By Ani Gevorkian
The issues of data breach notification and data security issued received a fair amount of attention in the House this week: On Wednesday, the House Energy and Commerce Subcommittee on Trade approved one data breach bill, and on Thursday, Rep. Jim Langevin (D-RI), co-chairman of the House Cybersecurity Caucus, announced the release of another.
The bill approved on Wednesday—the Data Security and Breach Notification Act—is sponsored by Reps. Michael Burgess (R-TX), Marsha Blackburn (R-TN), and Peter Welsh (D-VT). It would require companies to maintain reasonable security practices and inform customers within 30 days if their data might have been stolen during a breach. It would also empower the Federal Trade Commission (“FTC”) to enforce the bill’s rules.
The bill was approved along party lines, with Republicans and Democrats disagreeing over the bill’s preemption of state data security and breach notification standards. Several Democrats expressed concern that the bill would provide a uniform federal data security standard at the expense of eliminating stronger consumer protections at the state level.
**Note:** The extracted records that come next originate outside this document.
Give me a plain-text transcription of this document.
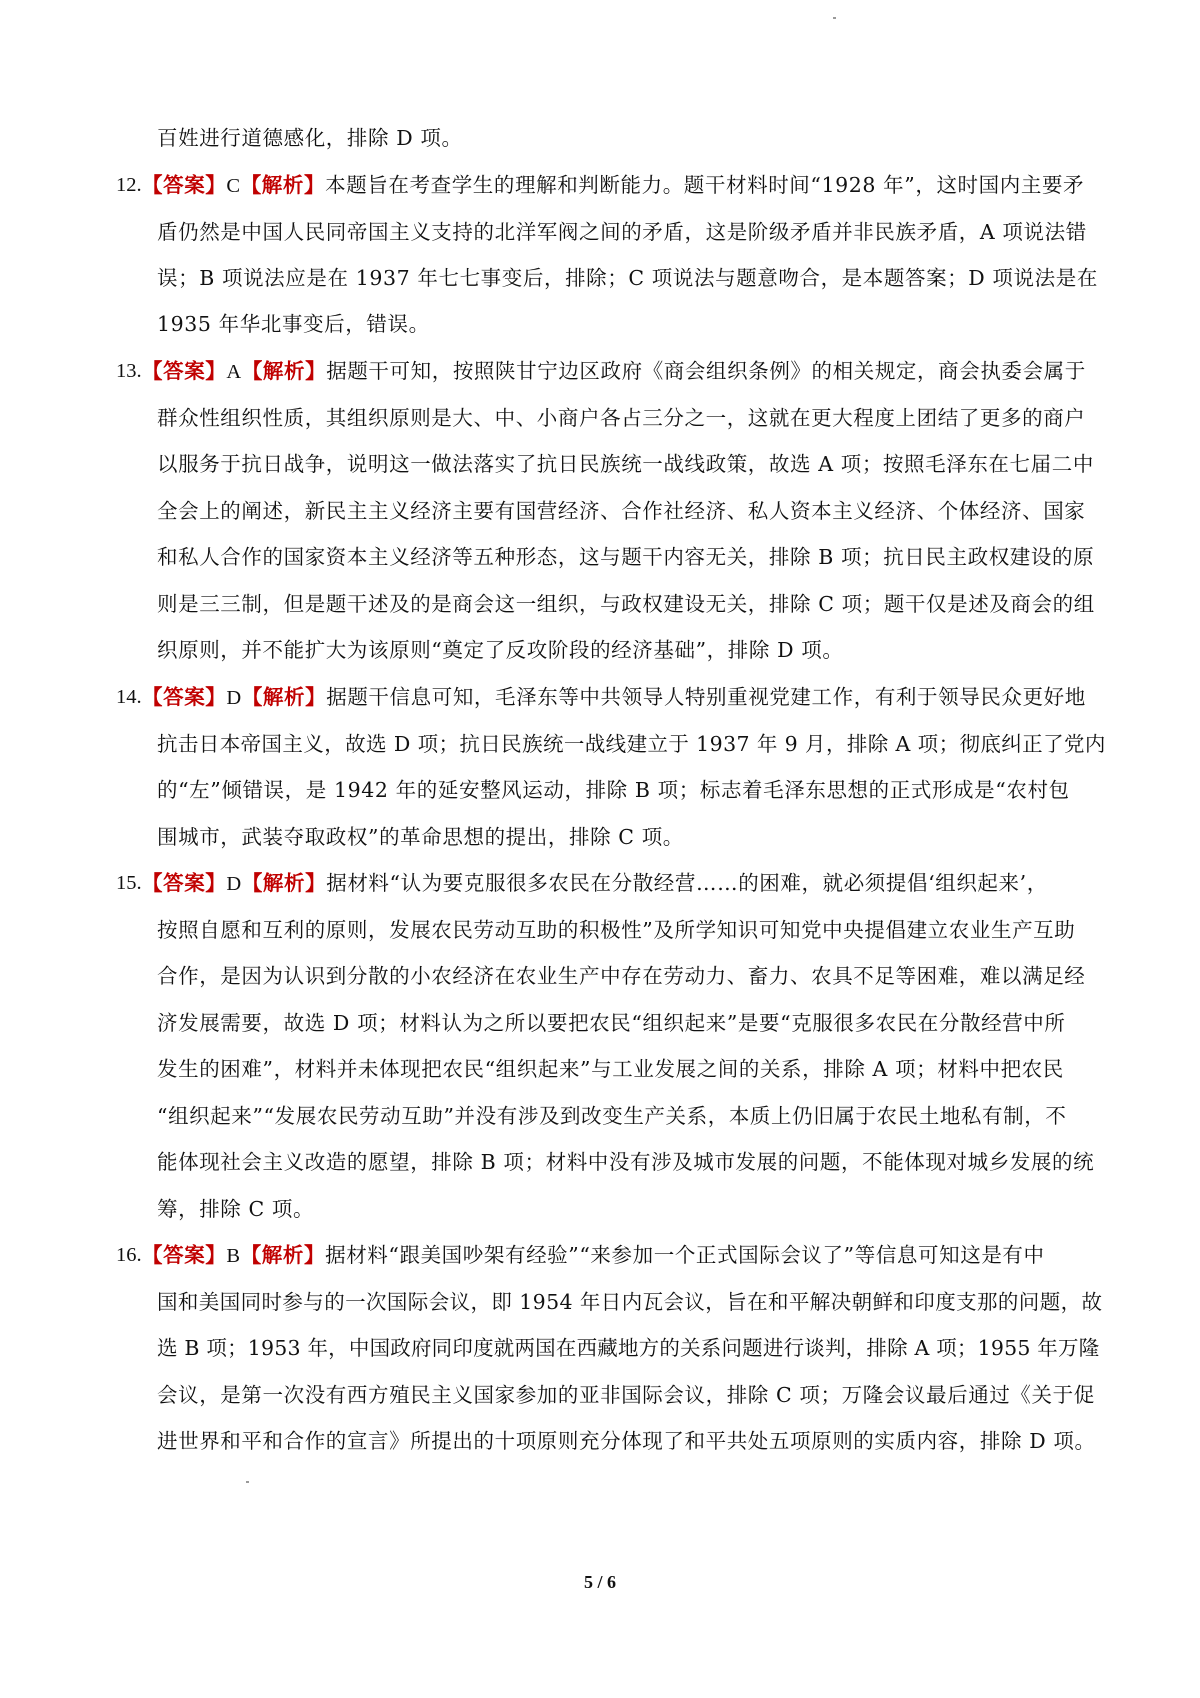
百姓进行道德感化，排除 D 项。
12. 【答案】C【解析】本题旨在考查学生的理解和判断能力。题干材料时间“1928 年”，这时国内主要矛
盾仍然是中国人民同帝国主义支持的北洋军阀之间的矛盾，这是阶级矛盾并非民族矛盾，A 项说法错
误；B 项说法应是在 1937 年七七事变后，排除；C 项说法与题意吻合，是本题答案；D 项说法是在
1935 年华北事变后，错误。
13. 【答案】A【解析】据题干可知，按照陕甘宁边区政府《商会组织条例》的相关规定，商会执委会属于
群众性组织性质，其组织原则是大、中、小商户各占三分之一，这就在更大程度上团结了更多的商户
以服务于抗日战争，说明这一做法落实了抗日民族统一战线政策，故选 A 项；按照毛泽东在七届二中
全会上的阐述，新民主主义经济主要有国营经济、合作社经济、私人资本主义经济、个体经济、国家
和私人合作的国家资本主义经济等五种形态，这与题干内容无关，排除 B 项；抗日民主政权建设的原
则是三三制，但是题干述及的是商会这一组织，与政权建设无关，排除 C 项；题干仅是述及商会的组
织原则，并不能扩大为该原则“奠定了反攻阶段的经济基础”，排除 D 项。
14. 【答案】D【解析】据题干信息可知，毛泽东等中共领导人特别重视党建工作，有利于领导民众更好地
抗击日本帝国主义，故选 D 项；抗日民族统一战线建立于 1937 年 9 月，排除 A 项；彻底纠正了党内
的“左”倾错误，是 1942 年的延安整风运动，排除 B 项；标志着毛泽东思想的正式形成是“农村包
围城市，武装夺取政权”的革命思想的提出，排除 C 项。
15. 【答案】D【解析】据材料“认为要克服很多农民在分散经营……的困难，就必须提倡‘组织起来’，
按照自愿和互利的原则，发展农民劳动互助的积极性”及所学知识可知党中央提倡建立农业生产互助
合作，是因为认识到分散的小农经济在农业生产中存在劳动力、畜力、农具不足等困难，难以满足经
济发展需要，故选 D 项；材料认为之所以要把农民“组织起来”是要“克服很多农民在分散经营中所
发生的困难”，材料并未体现把农民“组织起来”与工业发展之间的关系，排除 A 项；材料中把农民
“组织起来”“发展农民劳动互助”并没有涉及到改变生产关系，本质上仍旧属于农民土地私有制，不
能体现社会主义改造的愿望，排除 B 项；材料中没有涉及城市发展的问题，不能体现对城乡发展的统
筹，排除 C 项。
16. 【答案】B【解析】据材料“跟美国吵架有经验”“来参加一个正式国际会议了”等信息可知这是有中
国和美国同时参与的一次国际会议，即 1954 年日内瓦会议，旨在和平解决朝鲜和印度支那的问题，故
选 B 项；1953 年，中国政府同印度就两国在西藏地方的关系问题进行谈判，排除 A 项；1955 年万隆
会议，是第一次没有西方殖民主义国家参加的亚非国际会议，排除 C 项；万隆会议最后通过《关于促
进世界和平和合作的宣言》所提出的十项原则充分体现了和平共处五项原则的实质内容，排除 D 项。
5 / 6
Rep. Joseph Kennedy (D-MA) offered two amendments to prevent the bill from preempting state data security requirements and relevant common law, but the amendments failed to garner sufficient support. Democrats also offered amendments to give the FTC rulemaking authority to define “personal information” and to bolster the Federal Communications Commission’s data security role. These measures were also defeated.
Langevin’s legislation, which requires companies to disclose data breaches to affected customers within 30 days of discovery, will go head-to-head with the Data Security and Breach Notification Act. Langevin said he thinks data security regulation should remain at the state level. Representatives will likely debate Langevin’s bill in the near future.
Langevin also introduced another bill on Thursday, which would establish a point-person in the executive office of the president to oversee the cybersecurity of the .gov domain.